The best album of Trash Talk's career - aided and abetted by their pals Odd Future
When Tyler, The Creator decided, in May this year, to make troublesome Californian dope fiends Trash Talk the first non-rap artists to sign to his Odd Future label, it made a lot of sense. It’s no secret that Lee, Garrett, Spencer and Sam are into hip-hop, and Tyler himself directed the video for Trash Talk’s 2011 single ‘Awake’. Sure, it’s true that the Sacramento quartet’s three albums so far – 2007’s ‘Walking Disease’, 2008’s ‘Trash Talk’ and 2010’s ‘Eyes & Nines’ – are best consumed in a dingy basement by those who are hardcore at heart. But the idea of introducing members of the Odd Future crew on their fourth record ‘119’ seems inspired, especially when you hear the track ‘Blossom & Burn’, on which raw punk clashes with Tyler, The Creator’s terrifying drawl and Hodgy Beats’ sparky menace.

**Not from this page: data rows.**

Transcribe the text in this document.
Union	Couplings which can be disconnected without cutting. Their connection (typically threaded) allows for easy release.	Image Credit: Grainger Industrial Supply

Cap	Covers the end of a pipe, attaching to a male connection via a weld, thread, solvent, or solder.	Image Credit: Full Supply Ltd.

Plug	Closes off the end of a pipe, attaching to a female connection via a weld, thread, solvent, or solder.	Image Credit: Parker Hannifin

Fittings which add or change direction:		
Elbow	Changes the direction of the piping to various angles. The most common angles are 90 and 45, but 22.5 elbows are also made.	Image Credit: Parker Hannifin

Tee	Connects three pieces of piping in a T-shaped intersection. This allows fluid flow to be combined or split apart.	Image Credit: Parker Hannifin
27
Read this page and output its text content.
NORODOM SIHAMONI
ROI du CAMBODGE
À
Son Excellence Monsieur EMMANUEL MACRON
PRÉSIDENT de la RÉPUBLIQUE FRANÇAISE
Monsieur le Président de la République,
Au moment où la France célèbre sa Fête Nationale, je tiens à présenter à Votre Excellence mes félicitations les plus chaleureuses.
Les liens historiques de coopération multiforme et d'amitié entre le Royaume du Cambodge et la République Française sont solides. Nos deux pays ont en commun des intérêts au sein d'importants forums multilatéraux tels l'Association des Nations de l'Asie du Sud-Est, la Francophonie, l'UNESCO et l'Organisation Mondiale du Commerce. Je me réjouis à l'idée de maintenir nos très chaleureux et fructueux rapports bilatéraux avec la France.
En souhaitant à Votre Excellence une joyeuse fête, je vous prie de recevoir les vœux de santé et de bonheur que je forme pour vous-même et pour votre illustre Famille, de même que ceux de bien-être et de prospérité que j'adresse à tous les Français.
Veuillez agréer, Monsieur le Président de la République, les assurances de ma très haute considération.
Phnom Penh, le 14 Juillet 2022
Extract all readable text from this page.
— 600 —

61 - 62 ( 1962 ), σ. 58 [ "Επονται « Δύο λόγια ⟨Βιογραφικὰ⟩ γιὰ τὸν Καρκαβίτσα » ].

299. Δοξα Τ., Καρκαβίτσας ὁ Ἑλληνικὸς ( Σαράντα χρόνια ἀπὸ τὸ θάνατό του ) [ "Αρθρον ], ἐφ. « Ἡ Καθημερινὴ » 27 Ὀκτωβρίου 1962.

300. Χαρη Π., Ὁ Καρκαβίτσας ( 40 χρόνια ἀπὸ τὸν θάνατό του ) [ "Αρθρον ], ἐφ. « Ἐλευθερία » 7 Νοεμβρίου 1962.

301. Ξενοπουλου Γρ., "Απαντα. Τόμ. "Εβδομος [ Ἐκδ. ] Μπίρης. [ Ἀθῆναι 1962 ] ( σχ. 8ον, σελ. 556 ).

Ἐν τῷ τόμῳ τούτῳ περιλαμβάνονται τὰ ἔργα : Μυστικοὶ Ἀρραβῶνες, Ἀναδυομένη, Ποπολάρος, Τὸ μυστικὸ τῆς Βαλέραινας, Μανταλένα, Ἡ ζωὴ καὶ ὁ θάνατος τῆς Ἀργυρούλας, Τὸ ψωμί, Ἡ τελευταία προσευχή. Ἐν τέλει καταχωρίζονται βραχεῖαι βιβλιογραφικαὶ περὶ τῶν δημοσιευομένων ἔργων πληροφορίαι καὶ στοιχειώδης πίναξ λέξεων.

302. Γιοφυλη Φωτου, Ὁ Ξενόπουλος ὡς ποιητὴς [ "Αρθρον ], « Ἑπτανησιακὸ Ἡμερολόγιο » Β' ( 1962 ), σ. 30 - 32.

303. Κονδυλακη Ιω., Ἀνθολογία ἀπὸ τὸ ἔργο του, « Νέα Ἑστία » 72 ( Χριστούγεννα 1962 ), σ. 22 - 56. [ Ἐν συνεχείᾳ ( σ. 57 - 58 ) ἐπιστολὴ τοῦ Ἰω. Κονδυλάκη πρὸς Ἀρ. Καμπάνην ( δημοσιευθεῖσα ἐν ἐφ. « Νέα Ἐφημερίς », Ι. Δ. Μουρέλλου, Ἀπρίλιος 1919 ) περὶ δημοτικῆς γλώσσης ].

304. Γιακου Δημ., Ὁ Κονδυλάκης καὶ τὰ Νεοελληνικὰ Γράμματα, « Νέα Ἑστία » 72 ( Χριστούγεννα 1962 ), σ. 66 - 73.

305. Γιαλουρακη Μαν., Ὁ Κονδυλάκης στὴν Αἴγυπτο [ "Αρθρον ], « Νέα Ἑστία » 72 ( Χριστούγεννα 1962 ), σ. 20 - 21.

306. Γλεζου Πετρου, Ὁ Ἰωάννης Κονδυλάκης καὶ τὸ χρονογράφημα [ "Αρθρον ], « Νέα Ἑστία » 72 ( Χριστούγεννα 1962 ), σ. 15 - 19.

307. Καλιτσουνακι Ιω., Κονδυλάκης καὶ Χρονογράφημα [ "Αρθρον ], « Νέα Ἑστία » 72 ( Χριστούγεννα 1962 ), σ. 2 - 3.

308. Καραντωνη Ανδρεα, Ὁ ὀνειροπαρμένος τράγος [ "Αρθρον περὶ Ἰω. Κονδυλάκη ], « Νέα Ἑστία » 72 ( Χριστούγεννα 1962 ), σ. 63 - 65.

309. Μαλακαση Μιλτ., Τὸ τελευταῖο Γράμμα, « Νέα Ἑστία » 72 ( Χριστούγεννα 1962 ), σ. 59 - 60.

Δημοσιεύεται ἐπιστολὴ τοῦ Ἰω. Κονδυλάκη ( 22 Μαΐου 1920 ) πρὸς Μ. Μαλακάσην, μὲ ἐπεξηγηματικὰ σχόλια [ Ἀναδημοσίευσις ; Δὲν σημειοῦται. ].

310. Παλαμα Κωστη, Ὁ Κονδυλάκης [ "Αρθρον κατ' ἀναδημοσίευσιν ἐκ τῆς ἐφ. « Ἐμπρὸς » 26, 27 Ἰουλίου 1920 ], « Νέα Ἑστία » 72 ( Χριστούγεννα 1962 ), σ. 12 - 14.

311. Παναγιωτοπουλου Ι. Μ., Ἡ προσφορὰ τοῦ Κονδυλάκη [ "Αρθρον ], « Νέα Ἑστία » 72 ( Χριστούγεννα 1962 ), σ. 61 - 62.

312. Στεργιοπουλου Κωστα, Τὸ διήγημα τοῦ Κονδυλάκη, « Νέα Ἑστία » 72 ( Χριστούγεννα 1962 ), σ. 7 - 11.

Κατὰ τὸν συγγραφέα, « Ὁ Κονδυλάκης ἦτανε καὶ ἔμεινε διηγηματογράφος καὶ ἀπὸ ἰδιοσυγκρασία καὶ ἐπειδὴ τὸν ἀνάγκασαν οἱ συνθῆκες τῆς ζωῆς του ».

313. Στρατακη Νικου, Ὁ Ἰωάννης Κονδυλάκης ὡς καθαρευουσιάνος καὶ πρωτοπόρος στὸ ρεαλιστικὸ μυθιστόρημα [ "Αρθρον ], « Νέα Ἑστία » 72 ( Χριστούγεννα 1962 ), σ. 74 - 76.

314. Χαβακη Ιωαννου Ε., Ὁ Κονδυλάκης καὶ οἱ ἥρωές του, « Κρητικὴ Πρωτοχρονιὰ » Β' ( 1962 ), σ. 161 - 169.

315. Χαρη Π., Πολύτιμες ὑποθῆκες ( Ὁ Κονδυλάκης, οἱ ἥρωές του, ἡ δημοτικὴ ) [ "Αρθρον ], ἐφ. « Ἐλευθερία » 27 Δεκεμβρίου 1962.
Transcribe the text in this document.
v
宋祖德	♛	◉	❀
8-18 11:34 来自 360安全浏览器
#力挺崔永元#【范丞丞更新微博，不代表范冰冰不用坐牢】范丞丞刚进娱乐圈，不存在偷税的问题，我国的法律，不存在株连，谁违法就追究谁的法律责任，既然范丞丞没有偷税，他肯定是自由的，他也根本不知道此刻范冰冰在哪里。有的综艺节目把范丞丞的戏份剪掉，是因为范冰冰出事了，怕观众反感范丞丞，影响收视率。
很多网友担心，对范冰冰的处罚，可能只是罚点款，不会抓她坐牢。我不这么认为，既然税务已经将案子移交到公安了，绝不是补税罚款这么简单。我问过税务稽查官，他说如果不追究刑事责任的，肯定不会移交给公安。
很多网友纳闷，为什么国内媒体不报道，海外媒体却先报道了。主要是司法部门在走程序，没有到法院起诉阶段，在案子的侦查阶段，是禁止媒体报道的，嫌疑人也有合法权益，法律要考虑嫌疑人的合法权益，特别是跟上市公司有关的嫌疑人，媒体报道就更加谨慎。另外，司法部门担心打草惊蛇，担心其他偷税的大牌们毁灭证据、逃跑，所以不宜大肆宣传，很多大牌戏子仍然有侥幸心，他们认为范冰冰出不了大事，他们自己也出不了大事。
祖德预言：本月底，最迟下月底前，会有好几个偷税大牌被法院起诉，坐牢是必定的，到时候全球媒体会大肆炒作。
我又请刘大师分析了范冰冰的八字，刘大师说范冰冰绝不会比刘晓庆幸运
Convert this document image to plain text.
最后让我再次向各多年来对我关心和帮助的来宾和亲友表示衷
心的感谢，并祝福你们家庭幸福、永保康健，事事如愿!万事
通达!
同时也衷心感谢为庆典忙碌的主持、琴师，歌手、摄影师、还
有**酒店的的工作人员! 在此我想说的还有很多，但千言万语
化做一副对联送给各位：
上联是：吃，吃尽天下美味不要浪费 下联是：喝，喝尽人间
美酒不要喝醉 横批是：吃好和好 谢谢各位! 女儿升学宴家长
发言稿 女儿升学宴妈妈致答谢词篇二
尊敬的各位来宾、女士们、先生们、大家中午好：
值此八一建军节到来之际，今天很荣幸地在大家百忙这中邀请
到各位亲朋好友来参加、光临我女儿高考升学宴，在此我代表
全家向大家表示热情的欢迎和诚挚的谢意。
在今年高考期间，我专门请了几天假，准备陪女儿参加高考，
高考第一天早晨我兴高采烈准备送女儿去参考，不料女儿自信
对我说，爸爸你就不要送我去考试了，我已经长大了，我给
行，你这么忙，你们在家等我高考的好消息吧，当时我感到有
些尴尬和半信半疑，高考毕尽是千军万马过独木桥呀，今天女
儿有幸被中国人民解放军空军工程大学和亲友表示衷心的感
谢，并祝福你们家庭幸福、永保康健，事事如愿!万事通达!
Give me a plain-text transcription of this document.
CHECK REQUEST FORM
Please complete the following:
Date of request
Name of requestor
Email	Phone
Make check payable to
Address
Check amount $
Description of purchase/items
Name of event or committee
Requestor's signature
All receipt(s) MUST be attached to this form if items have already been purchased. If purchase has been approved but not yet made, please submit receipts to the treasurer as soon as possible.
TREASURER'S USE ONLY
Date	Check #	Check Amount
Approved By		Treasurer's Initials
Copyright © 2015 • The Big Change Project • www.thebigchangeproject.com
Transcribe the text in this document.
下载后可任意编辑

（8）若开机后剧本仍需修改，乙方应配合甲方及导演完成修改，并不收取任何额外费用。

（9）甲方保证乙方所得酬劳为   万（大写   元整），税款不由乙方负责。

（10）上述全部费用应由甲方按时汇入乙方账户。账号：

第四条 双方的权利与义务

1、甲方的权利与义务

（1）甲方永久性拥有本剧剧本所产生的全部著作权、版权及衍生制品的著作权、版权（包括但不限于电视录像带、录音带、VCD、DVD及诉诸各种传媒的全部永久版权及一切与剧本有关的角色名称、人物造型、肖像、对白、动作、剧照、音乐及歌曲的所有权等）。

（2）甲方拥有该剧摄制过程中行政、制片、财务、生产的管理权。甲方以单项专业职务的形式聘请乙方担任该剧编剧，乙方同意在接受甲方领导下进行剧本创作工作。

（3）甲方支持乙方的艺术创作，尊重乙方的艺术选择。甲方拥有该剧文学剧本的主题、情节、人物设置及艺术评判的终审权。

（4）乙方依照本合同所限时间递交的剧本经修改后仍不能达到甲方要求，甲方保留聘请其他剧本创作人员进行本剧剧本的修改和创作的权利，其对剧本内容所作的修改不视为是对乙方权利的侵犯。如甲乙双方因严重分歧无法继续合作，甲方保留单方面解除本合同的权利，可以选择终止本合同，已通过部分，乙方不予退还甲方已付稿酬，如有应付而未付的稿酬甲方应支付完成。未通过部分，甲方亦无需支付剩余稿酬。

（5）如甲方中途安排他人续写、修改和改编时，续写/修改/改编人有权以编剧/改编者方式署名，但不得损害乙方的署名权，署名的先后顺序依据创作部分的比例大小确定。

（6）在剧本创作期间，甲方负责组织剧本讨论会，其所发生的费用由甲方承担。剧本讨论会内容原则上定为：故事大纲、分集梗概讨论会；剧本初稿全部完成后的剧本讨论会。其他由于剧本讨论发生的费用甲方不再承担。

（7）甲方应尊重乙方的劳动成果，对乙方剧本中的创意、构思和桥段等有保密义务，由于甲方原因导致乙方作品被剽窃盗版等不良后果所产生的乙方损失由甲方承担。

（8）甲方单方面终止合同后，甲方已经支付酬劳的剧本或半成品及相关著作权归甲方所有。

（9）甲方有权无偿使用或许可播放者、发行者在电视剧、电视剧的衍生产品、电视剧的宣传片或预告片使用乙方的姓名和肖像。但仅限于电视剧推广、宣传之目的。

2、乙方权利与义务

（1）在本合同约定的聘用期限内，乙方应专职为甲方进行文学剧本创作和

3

Something else that makes sense is the lack of a big-name producer on ‘119’. No Steve Albini (as on ‘Trash Talk’) or Joby J Ford from The Bronx (as on ‘Eyes & Nines’). It’s self-produced. It’s Trash Talk making music Trash Talk want to listen to – so much so that it’s named after the address of the LA loft they practise in. Opener ‘Eat The Cycle’ instantly lifts ‘119’ up and away from the sludge of their last album, and ‘My Rules’ cascades into your ears like a glass splinter. ‘FEBN’ tricks you into thinking the album is drifting into calmer territory before finding the volume control and blowing your dome wide open with beer-soaked angst. Dive into this beast in a live environment and you’ll be cracking bones on the dancefloor.
It’s ‘Reasons’, though, that supports the theory that as the Californians have spent more time being stoned, their creative process has matured. The most obvious progressions are the band’s clearer song structures and Lee Spielman’s vocals. The frontman screams his way through 14 songs in 22 minutes, as co-vocalist Spencer Pollard roars like a territorial lion from the shadows behind. The pair are explosive, and joined by guitarist Garrett Stevenson and drummer Sam Bosson, they cater for every element of hardcore as the album lingers on the edge of metal and the West Coast toxicity of The Bronx, Circle Jerks and Black Flag. ‘Apathy’ is the music you get at the kind of upbeat punk hangout that often causes a police presence around these lads, and ‘Fuck Nostalgia’ will send fist-pumps through your iPod.
The album closer, ‘For The Lesser Good’, captures the blistering energy that makes the band so thrilling for anyone who likes their hardcore punk as unpolished and unpretentious as the day the genre was born. It comes at you again and again like a demonic puppy over the course of its 28 seconds. It is the very essence of Trash Talk.